Strange Facts about the U.S.

More people live in New York City than in 40 of the 50 states.

The word “Pennsylvania” is misspelled on the Liberty Bell.

There is enough water in Lake Superior to cover all of North and South America in one foot of liquid.

There's a town in Washington with treetop bridges made specifically to help squirrels cross the street.

In 1872, Russia sold Alaska to the Unites States for about 2 cents per acre.

It would take you more than 400 years to spend a night in all of Las Vegas's hotel rooms.

Western Michigan is home to a giant lavender labyrinth so big you can see it on Google Earth.

There’s an island full of wild monkeys off the coast of South Carolina called Morgan Island, and it's not open to humans.

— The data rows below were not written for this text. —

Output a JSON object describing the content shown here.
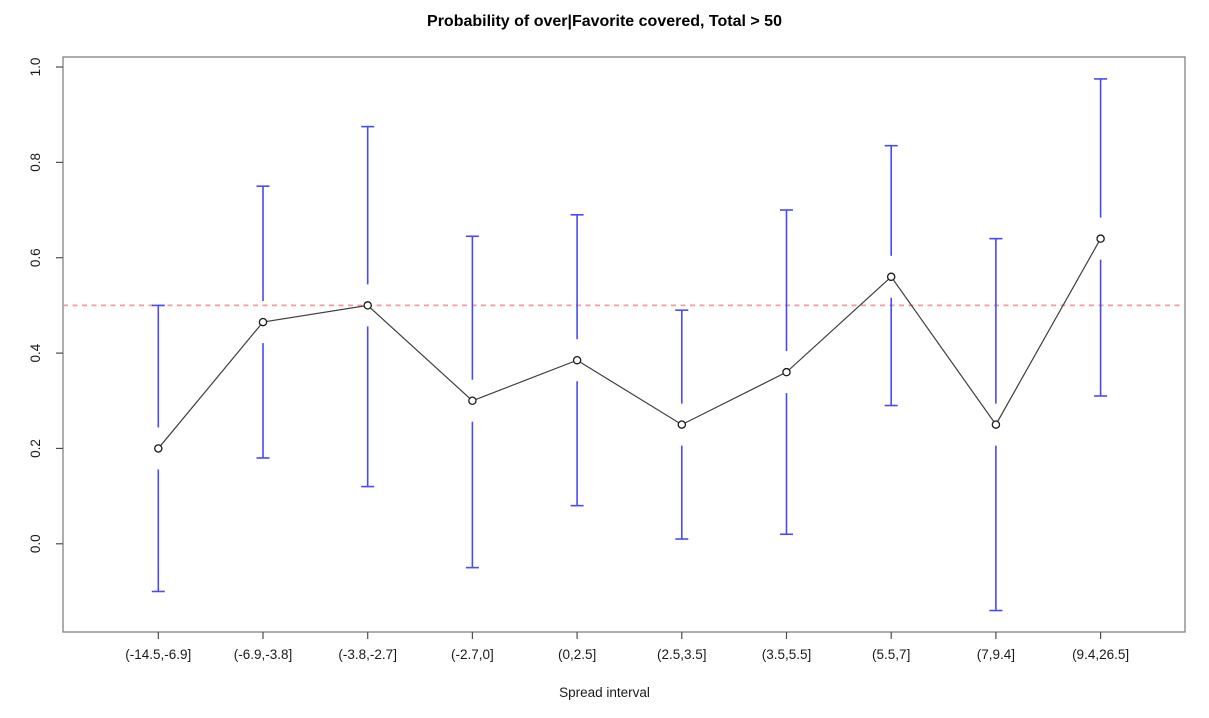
{
  "title": "Probability of over|Favorite covered, Total > 50",
  "chart_data": {
    "type": "line",
    "title": "Probability of over|Favorite covered, Total > 50",
    "xlabel": "Spread interval",
    "ylabel": "",
    "categories": [
      "(-14.5,-6.9]",
      "(-6.9,-3.8]",
      "(-3.8,-2.7]",
      "(-2.7,0]",
      "(0,2.5]",
      "(2.5,3.5]",
      "(3.5,5.5]",
      "(5.5,7]",
      "(7,9.4]",
      "(9.4,26.5]"
    ],
    "values": [
      0.2,
      0.465,
      0.5,
      0.3,
      0.385,
      0.25,
      0.36,
      0.56,
      0.25,
      0.64
    ],
    "error_bars": {
      "lower": [
        -0.1,
        0.18,
        0.12,
        -0.05,
        0.08,
        0.01,
        0.02,
        0.29,
        -0.14,
        0.31
      ],
      "upper": [
        0.5,
        0.75,
        0.875,
        0.645,
        0.69,
        0.49,
        0.7,
        0.835,
        0.64,
        0.975
      ]
    },
    "reference_line": {
      "y": 0.5,
      "style": "dashed"
    },
    "yticks": [
      "0.0",
      "0.2",
      "0.4",
      "0.6",
      "0.8",
      "1.0"
    ],
    "ytick_values": [
      0.0,
      0.2,
      0.4,
      0.6,
      0.8,
      1.0
    ],
    "ylim": [
      -0.185,
      1.021
    ],
    "grid": false,
    "legend": "none",
    "marker": "open-circle",
    "colors": {
      "error_bar": "#4a4af2",
      "series_line": "#3e3e3e",
      "marker_stroke": "#1a1a1a",
      "reference_line": "#f59b9b",
      "axis_box": "#777777",
      "tick": "#4d4d4d",
      "tick_label": "#1a1a1a"
    }
  }
}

There's enough concrete in the Hoover Dam to build a two-lane highway from San Francisco to New York City.

Arizona and Hawaii are now the only states that don't observe daylight savings time.

Boston has the worst drivers out of the nation's 200 largest cities. Kansas City has the best drivers.

Kansas produces enough wheat each year to feed everyone in the world for about two weeks.

Oregon's Crater Lake is deep enough to cover six Statues of Liberty stacked on top of each other.

The Empire State building has its own zip code.

The Los Angeles Coroner’s Office has its own quirky gift shop called Skeletons in the Closet.

The Library of Congress contains approximately 838 miles of bookshelves—long enough to stretch from Houston to Chicago.

At 46 letters, Massachusetts’s Lake Chargoggagoggmanchauggagoggcha ubunagungamaugg has the longest place name in the U.S. (even though it's based on a joke).

In 1922, a man built a house and all his furniture entirely out of 100,000 newspapers. The structure still stands today in Rockport, Massachusetts.

The entire Denver International Airport is twice the size of Manhattan.

In 1893, an amendment was proposed to rename the country to the "United States of Earth."

A highway in Lancaster, California plays the “William Tell Overture” as you drive over it, thanks to some well-placed grooves in the road.

The total length of Idaho's rivers could stretch across the United States about 40 times.